Did I just wake up out of a coma? Has this all been a very bad dream? What the actual fuck happened, after World War II? I thought we all decided that war was dreadful and that we should never forget that war is dreadful, so we should all stick together; as humans.

Isn't there general agreement that we're stronger when we're united? That's why we have unions: to redress the balance of power that the capitalists have to exploit workers. That's why we have the United Nations: to bring any rogue state under control, with a single global defence force. The World Wars were an awful thing, and the United Nations is the antidote. That's why we have the European Union: to recognise the fact that we are neighbours who we want to trade with and live peacefully alongside.
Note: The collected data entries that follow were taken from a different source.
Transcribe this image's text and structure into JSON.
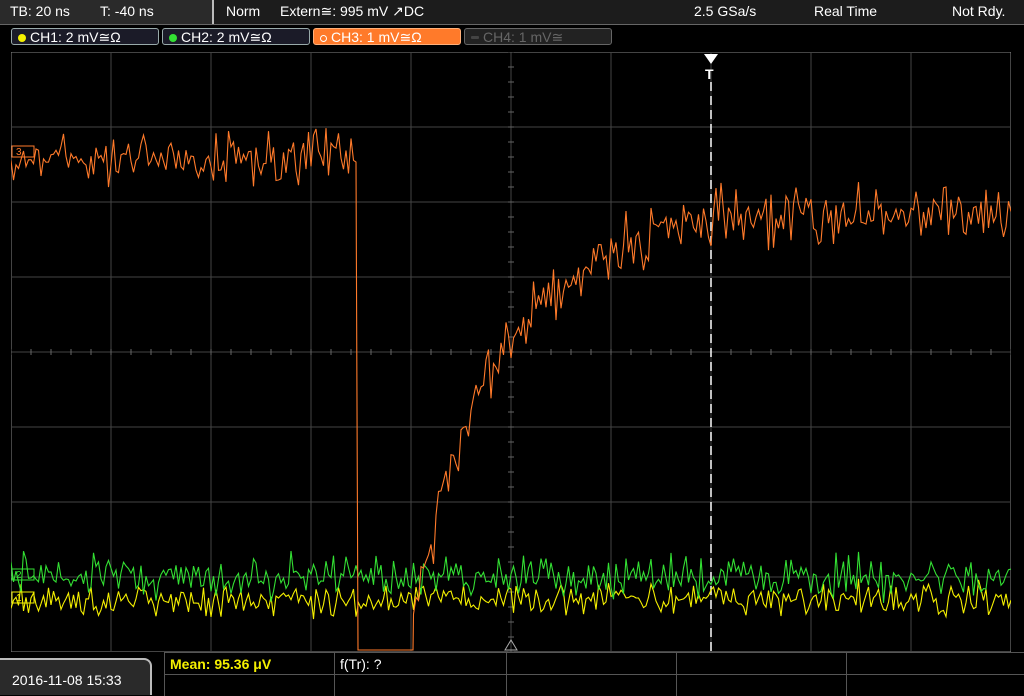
{
  "status_bar": {
    "timebase": "TB: 20 ns",
    "trigger_time": "T: -40 ns",
    "trigger_mode": "Norm",
    "trigger_source": "Extern≅: 995 mV ↗DC",
    "sample_rate": "2.5 GSa/s",
    "acquisition_mode": "Real Time",
    "acquisition_status": "Not Rdy."
  },
  "channels": [
    {
      "label": "CH1: 2 mV≅Ω",
      "color": "#f5f000"
    },
    {
      "label": "CH2: 2 mV≅Ω",
      "color": "#33e033"
    },
    {
      "label": "CH3: 1 mV≅Ω",
      "color": "#ff7a2a"
    },
    {
      "label": "CH4: 1 mV≅",
      "color": "#666666"
    }
  ],
  "markers": {
    "ch1": "1",
    "ch2": "2",
    "ch3": "3",
    "trigger": "T"
  },
  "measurements": {
    "mean": "Mean: 95.36 μV",
    "rise_time": "f(Tr): ?"
  },
  "footer": {
    "datetime": "2016-11-08 15:33"
  },
  "colors": {
    "ch1": "#f5f000",
    "ch2": "#33e033",
    "ch3": "#ff7a2a",
    "grid": "#555555",
    "background": "#000000"
  }
}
War in Europe was an awful thing, and the European Union is a kind of antidote.

The United States has a shameful history of unilateral military action against countries in the Middle East and North Africa. Completely ignoring the United Nations, the USA has deposed the leaders of Libya and Iraq and is having a bloody good go at Syria (and Iran before that... but I could go on forever). Say what you want about Gadaffi, Saddam and the Assads (father & son) but you have to admit that there was peace and stability across the Middle East and North Africa under these tyrants. There was no migrant crisis. There was no ginormous body count from internecine strife between Sunni and Shia; the Kurds were under control. Tunisia and Egypt were considered safe places to go on holiday. History has undoubtedly shown that regime change was an incredibly stupid thing to do, under the auspices of improving the lives of people living in those regions.
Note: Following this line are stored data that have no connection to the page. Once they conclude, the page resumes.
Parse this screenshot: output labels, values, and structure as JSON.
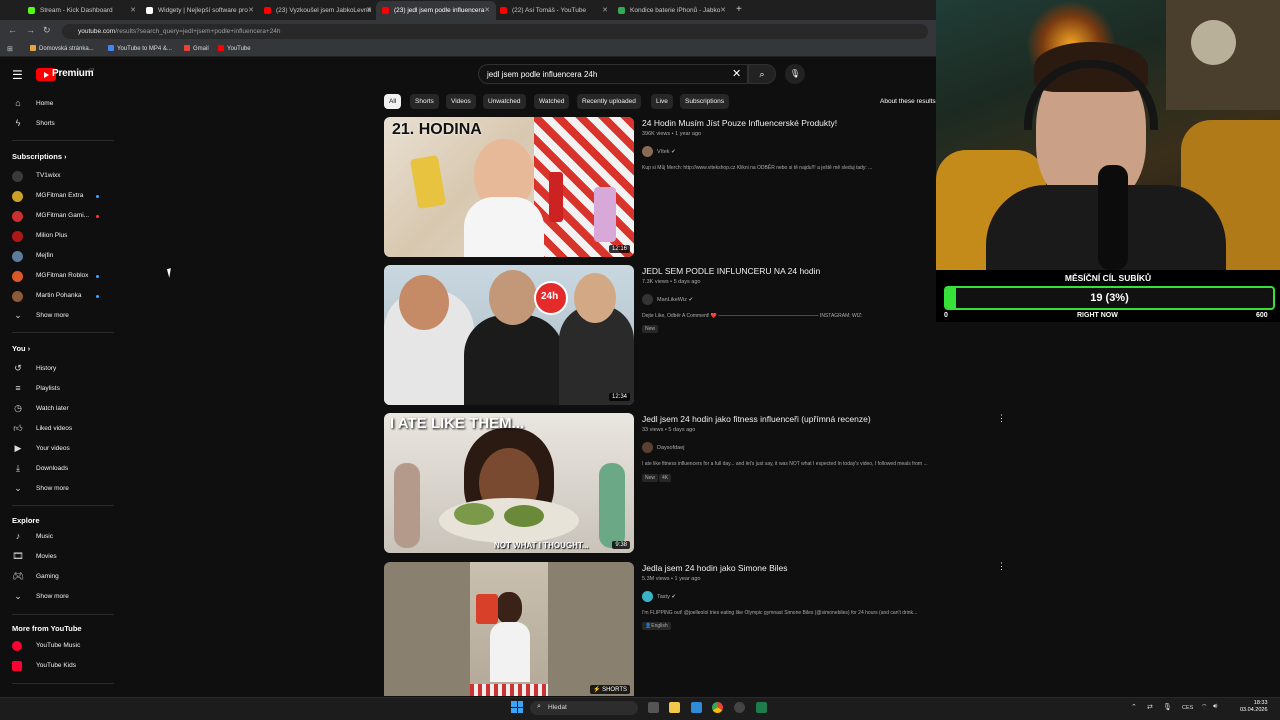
{
  "browser": {
    "tabs": [
      {
        "label": "Stream - Kick Dashboard",
        "color": "#53fc18"
      },
      {
        "label": "Widgety | Nejlepší software pro",
        "color": "#ffffff"
      },
      {
        "label": "(23) Vyzkoušel jsem JabkoLevně",
        "color": "#ff0000"
      },
      {
        "label": "(23) jedl jsem podle influencera",
        "color": "#ff0000"
      },
      {
        "label": "(22) Asi Tomáš - YouTube",
        "color": "#ff0000"
      },
      {
        "label": "Kondice baterie iPhonů - Jabko",
        "color": "#34a853"
      }
    ],
    "url_host": "youtube.com",
    "url_path": "/results?search_query=jedl+jsem+podle+influencera+24h",
    "bookmarks": [
      {
        "label": "Domovská stránka...",
        "color": "#e8a33b"
      },
      {
        "label": "YouTube to MP4 &...",
        "color": "#4285f4"
      },
      {
        "label": "Gmail",
        "color": "#ea4335"
      },
      {
        "label": "YouTube",
        "color": "#ff0000"
      }
    ]
  },
  "youtube": {
    "logo_text": "Premium",
    "logo_country": "CZ",
    "search_value": "jedl jsem podle influencera 24h",
    "chips": [
      "All",
      "Shorts",
      "Videos",
      "Unwatched",
      "Watched",
      "Recently uploaded",
      "Live",
      "Subscriptions"
    ],
    "about_results": "About these results"
  },
  "sidebar": {
    "home": "Home",
    "shorts": "Shorts",
    "subscriptions_title": "Subscriptions",
    "subscriptions": [
      {
        "label": "TV1wixx",
        "color": "#3a3a3a"
      },
      {
        "label": "MGFitman Extra",
        "color": "#c9a227"
      },
      {
        "label": "MGFitman Gami...",
        "color": "#c93030"
      },
      {
        "label": "Milion Plus",
        "color": "#b01818"
      },
      {
        "label": "Mejfin",
        "color": "#5c7c9c"
      },
      {
        "label": "MGFitman Roblox",
        "color": "#d85a2a"
      },
      {
        "label": "Martin Pohanka",
        "color": "#8a5a3a"
      }
    ],
    "show_more": "Show more",
    "you_title": "You",
    "you_items": [
      "History",
      "Playlists",
      "Watch later",
      "Liked videos",
      "Your videos",
      "Downloads"
    ],
    "explore_title": "Explore",
    "explore_items": [
      "Music",
      "Movies",
      "Gaming"
    ],
    "more_title": "More from YouTube",
    "more_items": [
      "YouTube Music",
      "YouTube Kids"
    ]
  },
  "videos": [
    {
      "title": "24 Hodin Musím Jíst Pouze Influencerské Produkty!",
      "meta": "396K views • 1 year ago",
      "channel": "Vítek",
      "desc": "Kup si Můj Merch: http://www.vitekshop.cz Klikni na ODBĚR nebo si tě najdu!!! a ještě mě sleduj tady: ...",
      "duration": "12:16",
      "thumb_text": "21. HODINA",
      "badges": []
    },
    {
      "title": "JEDL SEM PODLE INFLUNCERU NA 24 hodin",
      "meta": "7.3K views • 5 days ago",
      "channel": "ManLikeWiz",
      "desc": "Dejte Like, Odběr A Comment! ❤️ ———————————————————— INSTAGRAM: WIZ:",
      "duration": "12:34",
      "thumb_text": "24h",
      "badges": [
        "New"
      ]
    },
    {
      "title": "Jedl jsem 24 hodin jako fitness influenceři (upřímná recenze)",
      "meta": "33 views • 5 days ago",
      "channel": "Daysofdaej",
      "desc": "I ate like fitness influencers for a full day... and let's just say, it was NOT what I expected In today's video, I followed meals from ...",
      "duration": "9:38",
      "thumb_text": "I ATE LIKE THEM...",
      "thumb_text2": "NOT WHAT I THOUGHT...",
      "badges": [
        "New",
        "4K"
      ]
    },
    {
      "title": "Jedla jsem 24 hodin jako Simone Biles",
      "meta": "5.3M views • 1 year ago",
      "channel": "Tasty",
      "desc": "I'm FLIPPING out! @joelleolol tries eating like Olympic gymnast Simone Biles (@simonebiles) for 24 hours (and can't drink...",
      "duration": "SHORTS",
      "badges": [
        "English"
      ]
    }
  ],
  "stream_overlay": {
    "title": "MĚSÍČNÍ CÍL SUBÍKŮ",
    "value": "19 (3%)",
    "progress_fraction": 0.03,
    "min": "0",
    "label": "RIGHT NOW",
    "max": "600",
    "accent": "#36e23a"
  },
  "taskbar": {
    "search_placeholder": "Hledat",
    "lang": "CES",
    "time": "18:33",
    "date": "03.04.2026"
  }
}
Now, yet again, the United States attacks Syrian government targets without a United Nations resolution and without independent verification of the alleged perpetrator of a chemical attack. There's only one 'good guy' in Syria and that's Assad, I'm afraid: he's the only one with a proven track record of maintaining peace and stability in the country. I don't give two fucks how many rebels he's killed. Didn't the UK just kill a rebel, after he smashed through the gates of Westminster, with his presumed intent to be to attack the very government itself?

That the UK sides with the USA and not with the United Nations makes me feel deeply ashamed and angry. The current government acts in my name, but in complete contradiction of my values.

Did I want to bomb Syria? No. Did I want to leave the EU? No. Do I support United States' unilateral military action, without United Nations resolutions? No. Do I want our government to make the UK more like the USA and less European? No. Do I support almost anything that our government is doing, and the things that they support? No.

I've had enough of hearing about how government probably knows best, because they've got access to military intelligence that allows them to keep us safe. They're not keeping us safe at all; they're leading us on a path of crumbling unity to war and terrorism.

Theresa May's lack of condemnation of the Saudi's barbaric acts has as much to do with the intelligence that we gather through that close relationship, as it does with the weapons we sell to them, that proved so useless that the United States had to send troops to defend them during the first Gulf War. That intelligence has so far kept the UK protected from a 9/11 scale attack, but all of this 'Great Game' bullshit pales in comparison with the migrant crisis and the destabilisation of pretty much the whole of North Africa, the Middle East and Turkey. That's a fuck of a lot of people whose lives have been - at the very least - disrupted.

I'm angry.

I'm angry because we get one shot at stopping the madness before it's too late. We get one shot at stopping the unity from crumbling and us descending into a free-for-all, where there will be countless lives lost and untold human misery. I'm angry because it's senseless, to tear down unions. I'm angry because it's arrogant to act alone, when the global community asks that you join them in unity.

We've got pretty much one shot at preserving our unity, and that requires us to do a big U-turn from the direction we're headed right now.